The Multiscale Hierarchical Decomposition Method (MHDM) was introduced as an iterative method for total variation regularization, with the aim of recovering details at various scales from images corrupted by additive or multiplicative noise. Given its success beyond image restoration, we extend the MHDM iterates in order to solve larger classes of linear ill-posed problems in Banach spaces. Thus, we define the MHDM for more general convex or even non-convex penalties, and provide convergence results for the data fidelity term. We also propose a flexible version of the method using adaptive convex functionals for regularization, and show an interesting multiscale decomposition of the data.
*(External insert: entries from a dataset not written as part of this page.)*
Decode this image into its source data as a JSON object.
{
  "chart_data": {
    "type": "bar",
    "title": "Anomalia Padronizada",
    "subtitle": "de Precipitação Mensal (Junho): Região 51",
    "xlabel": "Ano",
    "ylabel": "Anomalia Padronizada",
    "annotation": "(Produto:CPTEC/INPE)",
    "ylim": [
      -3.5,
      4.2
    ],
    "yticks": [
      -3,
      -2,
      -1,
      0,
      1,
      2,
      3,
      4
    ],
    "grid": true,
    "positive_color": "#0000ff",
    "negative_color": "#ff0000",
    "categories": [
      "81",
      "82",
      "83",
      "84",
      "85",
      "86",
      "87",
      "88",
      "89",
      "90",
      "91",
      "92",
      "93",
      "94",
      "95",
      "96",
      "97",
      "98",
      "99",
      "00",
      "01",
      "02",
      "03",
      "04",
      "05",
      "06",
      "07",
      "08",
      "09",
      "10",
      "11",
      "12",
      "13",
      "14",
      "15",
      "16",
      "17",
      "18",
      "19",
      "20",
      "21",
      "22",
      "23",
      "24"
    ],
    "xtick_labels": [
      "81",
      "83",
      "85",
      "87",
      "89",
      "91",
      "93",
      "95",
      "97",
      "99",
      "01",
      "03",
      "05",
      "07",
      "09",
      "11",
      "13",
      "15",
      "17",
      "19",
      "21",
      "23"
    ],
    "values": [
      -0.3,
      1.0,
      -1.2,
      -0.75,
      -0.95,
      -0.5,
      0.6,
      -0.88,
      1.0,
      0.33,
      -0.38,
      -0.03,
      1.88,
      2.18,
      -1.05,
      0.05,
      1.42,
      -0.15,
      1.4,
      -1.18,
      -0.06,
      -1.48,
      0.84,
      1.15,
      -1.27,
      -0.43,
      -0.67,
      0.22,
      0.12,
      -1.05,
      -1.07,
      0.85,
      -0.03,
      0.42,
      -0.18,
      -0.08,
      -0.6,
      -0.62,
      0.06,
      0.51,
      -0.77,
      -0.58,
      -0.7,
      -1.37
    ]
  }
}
This decomposition result is highlighted for the Bregman iteration method that can be expressed as an adaptive MHDM. Furthermore, we state necessary and sufficient conditions when the MHDM iteration agrees with the variational Tikhonov regularization, which is the case, for instance, for one-dimensional total variation denoising. Finally, we investigate several particular instances and perform numerical experiments that point out the robust behavior of the MHDM.
翻译:----
多尺度分层分解方法(MHDM)最初作为迭代方法用于总变差正则化,旨在从受到加性或乘性噪声污染的图像中恢复各种尺度的细节。考虑到该方法不仅限于图像修复领域,在巴拿赫空间中解决更大的线性病态问题,我们扩展了MHDM迭代次数。因此,我们定义了更一般的凸或甚至非凸惩罚,为正则化提供了灵活的方法,并为数据保真度提供了收敛结果。同时,我们提出了一种使用自适应凸函数对方法的柔性版本,以及表明数据的有趣多尺度分解的方法。此分解结果针对可表示为自适应MHDM的Bregman迭代方法进行了突出。此外,我们阐述了当MHDM迭代与变分Tikhonov正则化相同时的必要和充分条件,例如,对于一维总变差去噪。最后,我们调查了几个特定的实例,并进行了数值实验,表明MHDM的鲁棒行为。